清脆的響聲,讓薩克森重新回到了他的座位上。

“那是放血療法還盛行的時期,那個時候天斯教的教皇,換了奇怪的疾病,於是民間找了三個年輕人來給教皇提供血液,我的兒子就成功的入選了,愚蠢的年輕人,為了宗教,為了信仰,為了所謂的勇氣,放棄了自己的生命。”

“為什麼你會讓他去?”

“我讓他去?他瞞著我們參加了選拔,瞞著我們去了教皇廳,等到我知道的時候,我只見到了我兒子的屍體!年輕人都是愚蠢的,錯的不是他們,他們不該死!該死的是那群蠱惑他們的人渣!”

“你現在做的和那群人渣有什麼區別?”

“區別?你認為我做的和那些人沒有區別?”

伊克不斷的搖著頭,他靠在牆壁上,閉著眼睛,嘆了口氣。

他抱著手上的鐵質護腕,深吸了兩口氣。

“奴隸,他們已經放棄了為人的資格,薩克森你必須要明白,這些奴隸已經不是人了,就像是他們身上的奴隸項圈,這是一個即便是死了都沒有辦法摘下的詛咒。

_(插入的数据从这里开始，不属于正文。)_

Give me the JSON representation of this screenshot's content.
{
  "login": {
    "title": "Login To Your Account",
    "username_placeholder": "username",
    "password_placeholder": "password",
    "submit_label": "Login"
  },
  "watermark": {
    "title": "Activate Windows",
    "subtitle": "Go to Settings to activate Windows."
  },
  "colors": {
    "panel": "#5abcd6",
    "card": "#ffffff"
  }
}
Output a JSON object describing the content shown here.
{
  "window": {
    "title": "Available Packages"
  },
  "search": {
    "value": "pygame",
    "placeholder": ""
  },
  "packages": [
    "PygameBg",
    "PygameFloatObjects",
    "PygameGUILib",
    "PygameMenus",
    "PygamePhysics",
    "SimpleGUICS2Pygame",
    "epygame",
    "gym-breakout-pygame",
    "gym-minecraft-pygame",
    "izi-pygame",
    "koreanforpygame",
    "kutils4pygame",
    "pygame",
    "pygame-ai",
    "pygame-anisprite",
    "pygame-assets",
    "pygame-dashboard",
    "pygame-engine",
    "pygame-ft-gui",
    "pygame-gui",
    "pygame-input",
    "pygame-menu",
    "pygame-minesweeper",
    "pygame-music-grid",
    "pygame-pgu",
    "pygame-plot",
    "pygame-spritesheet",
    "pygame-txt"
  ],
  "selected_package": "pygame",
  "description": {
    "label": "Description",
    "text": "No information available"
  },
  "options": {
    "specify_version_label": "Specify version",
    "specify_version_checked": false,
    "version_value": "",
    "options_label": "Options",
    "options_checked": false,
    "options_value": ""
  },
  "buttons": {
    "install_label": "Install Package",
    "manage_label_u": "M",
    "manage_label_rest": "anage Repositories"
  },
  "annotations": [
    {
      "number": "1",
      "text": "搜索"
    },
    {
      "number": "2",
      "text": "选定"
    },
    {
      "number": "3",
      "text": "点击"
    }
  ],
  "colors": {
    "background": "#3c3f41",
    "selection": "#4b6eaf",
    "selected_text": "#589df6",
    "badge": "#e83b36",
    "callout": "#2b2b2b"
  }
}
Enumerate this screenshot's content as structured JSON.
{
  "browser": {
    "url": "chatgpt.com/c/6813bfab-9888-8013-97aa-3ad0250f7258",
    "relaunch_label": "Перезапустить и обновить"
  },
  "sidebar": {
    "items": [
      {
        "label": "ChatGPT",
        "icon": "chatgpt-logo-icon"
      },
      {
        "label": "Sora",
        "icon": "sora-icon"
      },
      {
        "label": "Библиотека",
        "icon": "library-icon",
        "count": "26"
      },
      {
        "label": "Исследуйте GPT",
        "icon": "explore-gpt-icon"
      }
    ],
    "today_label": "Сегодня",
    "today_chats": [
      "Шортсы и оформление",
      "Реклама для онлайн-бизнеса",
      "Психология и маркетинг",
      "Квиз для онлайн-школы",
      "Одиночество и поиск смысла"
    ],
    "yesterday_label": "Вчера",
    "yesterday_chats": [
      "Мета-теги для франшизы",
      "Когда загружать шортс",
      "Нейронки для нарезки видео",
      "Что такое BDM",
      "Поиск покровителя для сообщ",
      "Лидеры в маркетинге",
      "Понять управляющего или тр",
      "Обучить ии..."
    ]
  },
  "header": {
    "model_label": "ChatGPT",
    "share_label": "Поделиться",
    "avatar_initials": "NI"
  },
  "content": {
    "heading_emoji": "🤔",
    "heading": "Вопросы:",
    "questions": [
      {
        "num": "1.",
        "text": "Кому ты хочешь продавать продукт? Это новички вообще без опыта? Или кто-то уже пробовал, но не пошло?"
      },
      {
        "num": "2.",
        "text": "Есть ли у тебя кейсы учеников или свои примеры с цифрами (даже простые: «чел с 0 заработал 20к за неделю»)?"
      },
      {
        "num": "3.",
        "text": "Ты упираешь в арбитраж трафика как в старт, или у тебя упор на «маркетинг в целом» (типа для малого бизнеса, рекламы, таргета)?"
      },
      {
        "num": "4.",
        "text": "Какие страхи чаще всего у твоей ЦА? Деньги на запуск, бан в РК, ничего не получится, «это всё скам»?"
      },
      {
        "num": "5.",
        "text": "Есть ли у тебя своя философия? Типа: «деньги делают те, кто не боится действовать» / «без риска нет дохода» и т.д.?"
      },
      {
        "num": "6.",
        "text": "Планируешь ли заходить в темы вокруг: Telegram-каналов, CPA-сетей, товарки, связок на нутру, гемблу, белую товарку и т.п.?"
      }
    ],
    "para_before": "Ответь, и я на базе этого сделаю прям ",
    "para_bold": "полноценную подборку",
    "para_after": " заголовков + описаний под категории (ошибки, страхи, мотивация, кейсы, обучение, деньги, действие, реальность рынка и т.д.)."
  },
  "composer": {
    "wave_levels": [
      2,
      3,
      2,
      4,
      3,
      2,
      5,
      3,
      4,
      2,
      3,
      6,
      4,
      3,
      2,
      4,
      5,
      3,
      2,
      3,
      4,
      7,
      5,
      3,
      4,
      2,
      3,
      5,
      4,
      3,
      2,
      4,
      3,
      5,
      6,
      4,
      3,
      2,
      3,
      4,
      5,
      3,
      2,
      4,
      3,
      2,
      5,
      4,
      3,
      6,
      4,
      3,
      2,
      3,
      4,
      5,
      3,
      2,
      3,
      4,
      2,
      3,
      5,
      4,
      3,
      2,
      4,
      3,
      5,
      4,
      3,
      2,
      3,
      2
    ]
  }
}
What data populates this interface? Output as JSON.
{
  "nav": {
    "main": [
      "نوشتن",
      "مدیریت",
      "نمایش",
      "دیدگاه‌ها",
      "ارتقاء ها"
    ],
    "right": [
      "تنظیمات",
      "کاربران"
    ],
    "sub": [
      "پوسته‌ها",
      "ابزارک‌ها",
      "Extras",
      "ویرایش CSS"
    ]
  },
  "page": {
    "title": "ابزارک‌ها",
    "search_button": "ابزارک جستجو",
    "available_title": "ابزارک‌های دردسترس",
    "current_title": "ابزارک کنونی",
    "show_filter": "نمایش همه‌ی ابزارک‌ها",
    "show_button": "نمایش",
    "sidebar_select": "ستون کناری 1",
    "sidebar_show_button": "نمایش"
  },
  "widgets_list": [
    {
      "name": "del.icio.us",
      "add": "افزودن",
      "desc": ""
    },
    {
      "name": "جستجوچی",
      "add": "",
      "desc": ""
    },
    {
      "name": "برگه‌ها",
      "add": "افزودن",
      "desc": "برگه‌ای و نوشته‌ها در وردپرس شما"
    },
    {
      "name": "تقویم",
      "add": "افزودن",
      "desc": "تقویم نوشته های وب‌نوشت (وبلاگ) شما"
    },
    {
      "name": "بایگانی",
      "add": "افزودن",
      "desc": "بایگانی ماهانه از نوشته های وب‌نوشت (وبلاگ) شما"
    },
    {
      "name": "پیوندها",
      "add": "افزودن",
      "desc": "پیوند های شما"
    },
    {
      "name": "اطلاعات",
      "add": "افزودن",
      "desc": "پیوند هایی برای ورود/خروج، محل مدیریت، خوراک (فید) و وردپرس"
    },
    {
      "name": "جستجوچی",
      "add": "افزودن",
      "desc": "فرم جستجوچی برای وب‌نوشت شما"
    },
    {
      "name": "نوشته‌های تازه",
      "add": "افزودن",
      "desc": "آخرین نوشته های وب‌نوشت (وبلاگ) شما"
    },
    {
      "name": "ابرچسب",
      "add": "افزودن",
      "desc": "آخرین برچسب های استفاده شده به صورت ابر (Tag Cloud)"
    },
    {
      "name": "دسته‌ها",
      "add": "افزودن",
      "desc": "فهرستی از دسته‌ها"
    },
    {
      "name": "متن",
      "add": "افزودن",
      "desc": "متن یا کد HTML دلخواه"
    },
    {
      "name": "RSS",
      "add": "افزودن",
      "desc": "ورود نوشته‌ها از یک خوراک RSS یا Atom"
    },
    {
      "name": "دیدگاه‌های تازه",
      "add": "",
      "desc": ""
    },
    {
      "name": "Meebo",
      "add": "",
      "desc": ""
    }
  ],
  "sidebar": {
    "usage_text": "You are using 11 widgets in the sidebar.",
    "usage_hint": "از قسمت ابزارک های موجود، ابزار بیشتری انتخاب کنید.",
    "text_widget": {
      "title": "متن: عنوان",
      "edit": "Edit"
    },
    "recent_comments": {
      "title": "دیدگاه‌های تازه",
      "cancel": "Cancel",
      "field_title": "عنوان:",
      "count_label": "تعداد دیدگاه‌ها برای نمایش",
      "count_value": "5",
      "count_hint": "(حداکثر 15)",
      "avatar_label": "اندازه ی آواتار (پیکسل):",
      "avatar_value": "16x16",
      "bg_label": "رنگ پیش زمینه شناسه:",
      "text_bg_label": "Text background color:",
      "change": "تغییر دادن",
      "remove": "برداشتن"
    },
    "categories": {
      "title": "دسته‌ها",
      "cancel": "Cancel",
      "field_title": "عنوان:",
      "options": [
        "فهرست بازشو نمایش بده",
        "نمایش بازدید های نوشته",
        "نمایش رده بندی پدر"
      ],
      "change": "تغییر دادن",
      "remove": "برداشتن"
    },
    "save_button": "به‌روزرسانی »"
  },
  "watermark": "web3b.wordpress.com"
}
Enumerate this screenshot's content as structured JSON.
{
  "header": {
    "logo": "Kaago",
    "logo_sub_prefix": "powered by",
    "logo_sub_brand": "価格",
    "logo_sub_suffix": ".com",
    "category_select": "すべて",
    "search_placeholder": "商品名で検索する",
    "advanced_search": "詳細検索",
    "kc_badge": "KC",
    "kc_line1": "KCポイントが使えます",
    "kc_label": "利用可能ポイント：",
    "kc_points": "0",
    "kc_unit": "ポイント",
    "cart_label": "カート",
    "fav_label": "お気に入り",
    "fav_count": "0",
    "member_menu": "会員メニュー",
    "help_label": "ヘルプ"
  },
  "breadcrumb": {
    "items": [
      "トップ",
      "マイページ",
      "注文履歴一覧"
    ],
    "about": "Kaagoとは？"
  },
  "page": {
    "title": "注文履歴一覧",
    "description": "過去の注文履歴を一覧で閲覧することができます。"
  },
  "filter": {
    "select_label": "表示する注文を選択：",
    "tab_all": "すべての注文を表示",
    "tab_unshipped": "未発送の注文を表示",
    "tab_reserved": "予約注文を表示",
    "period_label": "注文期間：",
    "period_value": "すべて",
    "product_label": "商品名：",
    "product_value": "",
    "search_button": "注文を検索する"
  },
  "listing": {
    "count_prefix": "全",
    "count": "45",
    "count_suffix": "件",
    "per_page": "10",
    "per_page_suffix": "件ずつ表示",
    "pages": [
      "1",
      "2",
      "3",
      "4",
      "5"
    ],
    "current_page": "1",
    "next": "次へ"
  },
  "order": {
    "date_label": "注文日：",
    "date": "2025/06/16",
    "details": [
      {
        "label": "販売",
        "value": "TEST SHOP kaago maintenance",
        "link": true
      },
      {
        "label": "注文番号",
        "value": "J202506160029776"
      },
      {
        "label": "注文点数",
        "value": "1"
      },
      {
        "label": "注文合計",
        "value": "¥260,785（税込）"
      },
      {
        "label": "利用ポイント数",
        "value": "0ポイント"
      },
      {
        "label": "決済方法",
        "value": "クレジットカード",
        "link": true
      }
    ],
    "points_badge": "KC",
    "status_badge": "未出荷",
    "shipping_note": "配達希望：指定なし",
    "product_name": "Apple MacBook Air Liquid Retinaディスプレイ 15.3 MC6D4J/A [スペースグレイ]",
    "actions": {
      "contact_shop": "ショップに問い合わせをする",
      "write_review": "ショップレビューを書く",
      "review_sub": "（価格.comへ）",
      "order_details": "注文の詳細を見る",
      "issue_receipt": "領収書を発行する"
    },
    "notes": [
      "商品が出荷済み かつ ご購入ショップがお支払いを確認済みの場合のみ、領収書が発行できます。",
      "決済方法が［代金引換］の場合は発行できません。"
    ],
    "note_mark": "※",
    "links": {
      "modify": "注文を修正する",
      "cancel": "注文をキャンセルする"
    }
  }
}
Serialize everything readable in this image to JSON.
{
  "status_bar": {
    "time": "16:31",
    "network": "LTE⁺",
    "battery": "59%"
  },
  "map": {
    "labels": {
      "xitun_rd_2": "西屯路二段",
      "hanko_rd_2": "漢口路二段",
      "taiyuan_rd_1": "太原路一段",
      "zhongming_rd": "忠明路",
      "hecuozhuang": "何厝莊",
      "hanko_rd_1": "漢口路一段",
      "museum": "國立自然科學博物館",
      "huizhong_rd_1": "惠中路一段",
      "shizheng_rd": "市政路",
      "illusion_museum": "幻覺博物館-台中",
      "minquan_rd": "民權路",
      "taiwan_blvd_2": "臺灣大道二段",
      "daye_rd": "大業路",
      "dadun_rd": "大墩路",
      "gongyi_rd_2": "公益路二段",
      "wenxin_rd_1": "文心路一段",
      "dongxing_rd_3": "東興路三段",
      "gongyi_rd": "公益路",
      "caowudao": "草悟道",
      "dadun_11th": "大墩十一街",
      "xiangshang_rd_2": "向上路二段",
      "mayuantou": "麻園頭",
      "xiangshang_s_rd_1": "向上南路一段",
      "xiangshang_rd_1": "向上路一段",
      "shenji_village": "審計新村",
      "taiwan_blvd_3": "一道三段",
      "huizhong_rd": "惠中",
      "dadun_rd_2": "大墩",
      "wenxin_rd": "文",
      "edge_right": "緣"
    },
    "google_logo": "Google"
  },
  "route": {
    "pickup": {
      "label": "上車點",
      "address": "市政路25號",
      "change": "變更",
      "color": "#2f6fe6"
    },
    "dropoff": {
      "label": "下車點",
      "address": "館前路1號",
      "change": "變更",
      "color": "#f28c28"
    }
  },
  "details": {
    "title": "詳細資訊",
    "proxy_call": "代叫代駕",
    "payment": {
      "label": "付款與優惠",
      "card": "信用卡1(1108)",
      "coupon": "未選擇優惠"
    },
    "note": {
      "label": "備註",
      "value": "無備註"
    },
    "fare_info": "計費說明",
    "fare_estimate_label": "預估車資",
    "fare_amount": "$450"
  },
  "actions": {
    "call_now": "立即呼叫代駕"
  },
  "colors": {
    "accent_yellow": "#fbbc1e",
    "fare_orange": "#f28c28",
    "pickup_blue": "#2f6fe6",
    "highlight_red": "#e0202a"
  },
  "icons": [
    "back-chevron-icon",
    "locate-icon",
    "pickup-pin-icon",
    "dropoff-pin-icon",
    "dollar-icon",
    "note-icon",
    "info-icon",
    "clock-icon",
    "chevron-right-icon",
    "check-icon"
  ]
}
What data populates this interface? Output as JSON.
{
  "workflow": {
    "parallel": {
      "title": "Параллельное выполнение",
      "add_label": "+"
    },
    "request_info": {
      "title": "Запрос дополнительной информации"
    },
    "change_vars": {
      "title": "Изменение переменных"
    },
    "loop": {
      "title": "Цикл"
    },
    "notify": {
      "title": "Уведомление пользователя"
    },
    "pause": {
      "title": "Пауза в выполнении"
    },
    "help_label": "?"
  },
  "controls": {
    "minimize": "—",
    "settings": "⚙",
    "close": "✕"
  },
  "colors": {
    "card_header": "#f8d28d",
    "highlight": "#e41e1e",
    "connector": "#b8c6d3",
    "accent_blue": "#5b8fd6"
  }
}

奴隸絕對不只是一個身份,他是一個詛咒,一個能夠剝奪你所有的詛咒。”

“不是這樣的吧,鐵匠大叔。”

提恩攔住了打算衝過去痛毆伊克的薩克森。

他往前走了一步。

“說了這麼多,你只不過是想要證明奴隸不是人,他們和家畜一樣,都是可消耗,不需要同情的存在?”

“難道不是這樣嗎?你會同情餐桌上的牛羊嗎?你會同情那些被你吃掉的豬狗嗎?”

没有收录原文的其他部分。